Nonlinear first-pass metabolism of propranolol in the rat.

The mean hepatic extraction ratio (ER) of propranolol depending on the inflowing blood concentration to the liver was estimated directly by simultaneous measurements of arterial, hepatoportal, and hepatic venous blood concentrations of the drug following intravenous, intraportal, and intraduodenal administration in the rat. It was shown that the inflowing blood concentration to the liver caused considerable variation depending on the route of administration. The mean hepatic extraction ratio of propranolol in the first pass through the liver (ER)fipv and that of the drug after escaping the hepatic first-pass metabolism (ER)ripv were assessed by simultaneous administration of intraportal unlabelled propranolol and intravenous 14C-propranolol over a 50-min period.
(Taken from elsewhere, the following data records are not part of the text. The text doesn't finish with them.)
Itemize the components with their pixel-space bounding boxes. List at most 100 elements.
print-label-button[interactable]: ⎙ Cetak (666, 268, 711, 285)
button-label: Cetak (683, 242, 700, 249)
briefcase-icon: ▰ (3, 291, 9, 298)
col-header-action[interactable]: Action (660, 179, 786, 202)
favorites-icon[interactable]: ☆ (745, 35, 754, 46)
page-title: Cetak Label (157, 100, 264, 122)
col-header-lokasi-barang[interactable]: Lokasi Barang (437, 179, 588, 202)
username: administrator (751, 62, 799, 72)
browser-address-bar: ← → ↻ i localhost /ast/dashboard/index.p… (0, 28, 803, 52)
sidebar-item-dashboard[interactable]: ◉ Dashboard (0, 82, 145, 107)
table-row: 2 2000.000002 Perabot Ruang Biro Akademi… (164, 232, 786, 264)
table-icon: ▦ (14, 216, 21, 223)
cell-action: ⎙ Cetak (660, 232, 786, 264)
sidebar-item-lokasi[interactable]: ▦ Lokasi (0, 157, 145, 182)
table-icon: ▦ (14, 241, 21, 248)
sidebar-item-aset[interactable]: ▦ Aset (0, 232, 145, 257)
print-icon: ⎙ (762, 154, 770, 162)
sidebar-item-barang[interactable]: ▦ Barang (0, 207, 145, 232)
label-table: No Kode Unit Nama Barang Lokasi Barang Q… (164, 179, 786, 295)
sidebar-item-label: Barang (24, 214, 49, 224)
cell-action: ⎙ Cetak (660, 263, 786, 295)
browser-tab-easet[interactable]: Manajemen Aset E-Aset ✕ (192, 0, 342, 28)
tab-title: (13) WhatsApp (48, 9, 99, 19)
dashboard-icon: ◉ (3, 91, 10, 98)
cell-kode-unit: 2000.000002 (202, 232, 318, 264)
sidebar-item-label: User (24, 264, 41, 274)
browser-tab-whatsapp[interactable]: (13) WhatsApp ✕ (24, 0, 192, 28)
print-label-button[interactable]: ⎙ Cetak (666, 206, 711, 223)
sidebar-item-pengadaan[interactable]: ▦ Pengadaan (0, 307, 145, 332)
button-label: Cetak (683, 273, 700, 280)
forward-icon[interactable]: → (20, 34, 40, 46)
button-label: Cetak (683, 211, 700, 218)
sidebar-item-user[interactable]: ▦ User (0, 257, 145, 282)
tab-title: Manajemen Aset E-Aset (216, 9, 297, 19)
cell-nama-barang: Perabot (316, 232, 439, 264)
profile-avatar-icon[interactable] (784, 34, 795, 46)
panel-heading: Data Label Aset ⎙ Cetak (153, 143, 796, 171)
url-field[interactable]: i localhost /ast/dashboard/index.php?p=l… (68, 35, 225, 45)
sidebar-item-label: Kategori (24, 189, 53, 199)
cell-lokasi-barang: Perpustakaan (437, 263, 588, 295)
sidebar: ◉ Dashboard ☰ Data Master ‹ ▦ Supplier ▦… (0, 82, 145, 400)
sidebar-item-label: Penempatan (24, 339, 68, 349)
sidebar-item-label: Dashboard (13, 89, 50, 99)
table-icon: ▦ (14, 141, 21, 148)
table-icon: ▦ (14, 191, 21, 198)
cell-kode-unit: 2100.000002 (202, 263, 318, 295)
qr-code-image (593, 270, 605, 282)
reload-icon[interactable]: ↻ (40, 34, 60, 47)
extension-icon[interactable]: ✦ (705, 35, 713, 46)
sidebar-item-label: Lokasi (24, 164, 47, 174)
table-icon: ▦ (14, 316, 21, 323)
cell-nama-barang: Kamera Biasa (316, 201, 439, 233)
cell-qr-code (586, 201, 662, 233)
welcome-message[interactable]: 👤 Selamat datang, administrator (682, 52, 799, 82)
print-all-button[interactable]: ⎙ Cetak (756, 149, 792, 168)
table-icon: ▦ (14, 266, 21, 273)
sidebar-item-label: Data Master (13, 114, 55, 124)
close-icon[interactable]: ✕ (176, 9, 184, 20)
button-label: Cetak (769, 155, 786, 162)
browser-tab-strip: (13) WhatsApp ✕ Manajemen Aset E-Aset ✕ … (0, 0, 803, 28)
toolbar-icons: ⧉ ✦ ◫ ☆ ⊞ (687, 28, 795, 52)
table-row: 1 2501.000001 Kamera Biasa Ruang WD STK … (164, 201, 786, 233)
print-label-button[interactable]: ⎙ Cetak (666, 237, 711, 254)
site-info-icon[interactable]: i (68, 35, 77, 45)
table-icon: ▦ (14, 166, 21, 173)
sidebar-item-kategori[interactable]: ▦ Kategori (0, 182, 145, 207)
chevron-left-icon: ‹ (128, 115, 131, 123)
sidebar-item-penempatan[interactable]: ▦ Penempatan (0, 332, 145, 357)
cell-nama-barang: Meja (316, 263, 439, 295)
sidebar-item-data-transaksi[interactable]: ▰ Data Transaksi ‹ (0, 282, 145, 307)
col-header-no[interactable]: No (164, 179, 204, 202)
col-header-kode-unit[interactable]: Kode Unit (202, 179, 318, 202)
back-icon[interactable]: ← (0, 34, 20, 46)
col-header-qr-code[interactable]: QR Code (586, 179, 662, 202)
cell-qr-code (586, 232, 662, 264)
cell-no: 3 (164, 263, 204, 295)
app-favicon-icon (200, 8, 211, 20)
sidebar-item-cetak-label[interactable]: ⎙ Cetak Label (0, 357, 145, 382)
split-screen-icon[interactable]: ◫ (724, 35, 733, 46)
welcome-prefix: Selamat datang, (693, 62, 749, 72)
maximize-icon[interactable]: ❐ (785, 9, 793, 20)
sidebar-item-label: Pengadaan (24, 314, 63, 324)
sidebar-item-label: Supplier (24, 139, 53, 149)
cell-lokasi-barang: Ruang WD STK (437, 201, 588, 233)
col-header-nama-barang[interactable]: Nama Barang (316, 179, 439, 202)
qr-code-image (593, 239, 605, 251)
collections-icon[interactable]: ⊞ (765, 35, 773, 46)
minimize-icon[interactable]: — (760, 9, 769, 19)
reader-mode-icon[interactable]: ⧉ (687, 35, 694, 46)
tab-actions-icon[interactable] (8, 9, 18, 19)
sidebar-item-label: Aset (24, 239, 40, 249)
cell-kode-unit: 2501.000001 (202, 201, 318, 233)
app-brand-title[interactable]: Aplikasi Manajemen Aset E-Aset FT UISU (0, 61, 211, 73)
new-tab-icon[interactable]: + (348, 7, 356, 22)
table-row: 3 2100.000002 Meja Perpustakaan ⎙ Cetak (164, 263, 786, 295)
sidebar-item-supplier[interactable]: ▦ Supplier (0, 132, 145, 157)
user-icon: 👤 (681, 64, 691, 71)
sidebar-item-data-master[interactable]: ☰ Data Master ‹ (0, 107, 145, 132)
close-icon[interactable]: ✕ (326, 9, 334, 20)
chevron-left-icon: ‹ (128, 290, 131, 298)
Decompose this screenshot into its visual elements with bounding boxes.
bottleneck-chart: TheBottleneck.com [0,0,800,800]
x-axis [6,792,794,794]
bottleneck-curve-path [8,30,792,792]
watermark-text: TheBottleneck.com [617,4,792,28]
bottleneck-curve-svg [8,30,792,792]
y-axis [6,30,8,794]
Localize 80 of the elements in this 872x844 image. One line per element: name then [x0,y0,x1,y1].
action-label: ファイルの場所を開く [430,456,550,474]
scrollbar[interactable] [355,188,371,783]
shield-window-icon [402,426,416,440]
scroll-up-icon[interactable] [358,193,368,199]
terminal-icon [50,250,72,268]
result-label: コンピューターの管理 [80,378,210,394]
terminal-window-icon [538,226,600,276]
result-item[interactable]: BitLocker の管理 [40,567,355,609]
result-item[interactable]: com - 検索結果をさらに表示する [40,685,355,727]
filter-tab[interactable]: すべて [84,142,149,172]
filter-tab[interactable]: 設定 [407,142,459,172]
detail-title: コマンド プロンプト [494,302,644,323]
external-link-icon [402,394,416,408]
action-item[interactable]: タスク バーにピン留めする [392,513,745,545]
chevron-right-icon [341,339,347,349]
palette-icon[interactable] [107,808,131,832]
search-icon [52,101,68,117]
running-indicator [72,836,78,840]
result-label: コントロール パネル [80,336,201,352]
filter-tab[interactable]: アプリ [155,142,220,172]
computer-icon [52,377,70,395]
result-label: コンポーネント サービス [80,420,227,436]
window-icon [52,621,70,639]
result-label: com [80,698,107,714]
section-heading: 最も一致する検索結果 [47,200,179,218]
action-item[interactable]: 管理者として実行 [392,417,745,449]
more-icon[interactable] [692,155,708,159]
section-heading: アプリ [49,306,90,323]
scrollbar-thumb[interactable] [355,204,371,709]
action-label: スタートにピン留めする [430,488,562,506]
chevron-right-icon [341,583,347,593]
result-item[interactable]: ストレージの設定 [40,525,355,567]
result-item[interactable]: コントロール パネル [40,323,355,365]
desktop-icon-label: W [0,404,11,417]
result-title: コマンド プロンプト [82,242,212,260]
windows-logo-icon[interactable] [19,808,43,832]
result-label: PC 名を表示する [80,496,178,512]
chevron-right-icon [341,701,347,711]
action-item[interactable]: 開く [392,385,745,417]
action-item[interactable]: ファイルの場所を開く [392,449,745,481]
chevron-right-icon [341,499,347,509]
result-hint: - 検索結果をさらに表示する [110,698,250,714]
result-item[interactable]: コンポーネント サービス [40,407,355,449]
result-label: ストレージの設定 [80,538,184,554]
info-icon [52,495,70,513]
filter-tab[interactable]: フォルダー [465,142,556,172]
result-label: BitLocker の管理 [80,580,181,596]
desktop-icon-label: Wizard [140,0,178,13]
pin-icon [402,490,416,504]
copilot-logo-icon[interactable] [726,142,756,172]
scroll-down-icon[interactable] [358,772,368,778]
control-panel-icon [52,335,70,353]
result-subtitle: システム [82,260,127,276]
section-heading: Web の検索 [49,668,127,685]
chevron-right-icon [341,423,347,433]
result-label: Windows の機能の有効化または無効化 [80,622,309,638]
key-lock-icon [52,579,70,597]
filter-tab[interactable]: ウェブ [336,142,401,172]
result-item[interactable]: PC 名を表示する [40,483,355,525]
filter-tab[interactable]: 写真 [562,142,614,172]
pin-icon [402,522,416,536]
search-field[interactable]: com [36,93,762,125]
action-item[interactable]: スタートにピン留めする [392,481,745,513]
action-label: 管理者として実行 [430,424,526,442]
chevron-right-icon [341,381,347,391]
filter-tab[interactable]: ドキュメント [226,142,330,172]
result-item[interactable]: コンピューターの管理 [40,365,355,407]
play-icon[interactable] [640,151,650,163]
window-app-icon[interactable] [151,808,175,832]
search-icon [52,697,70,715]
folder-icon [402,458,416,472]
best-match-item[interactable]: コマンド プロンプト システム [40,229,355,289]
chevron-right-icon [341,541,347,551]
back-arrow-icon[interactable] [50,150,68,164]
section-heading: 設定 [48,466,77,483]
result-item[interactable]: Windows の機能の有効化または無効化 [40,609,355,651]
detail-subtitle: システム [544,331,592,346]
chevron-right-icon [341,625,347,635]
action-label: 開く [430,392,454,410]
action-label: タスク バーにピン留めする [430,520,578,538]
Consequently, a relation of (ER)fipv less than (ER)ipv less than (ER)ripv was observed in higher propranolol doses, if (ER)ipv refers to the overall mean hepatic extraction ratio following intraportal administration of propranolol. The fraction of orally administered dose reaching the systemic circulation for a drug exhibiting nonlinear hepatic first-pass metabolism was discussed. The unusual AUC-dose relationship of propranolol reported previously in the rat could be explained on the basis of both the nonlinear hepatic first-pass metabolism and the nonlinear hepatic metabolism of drug surviving the hepatic first-pass metabolism.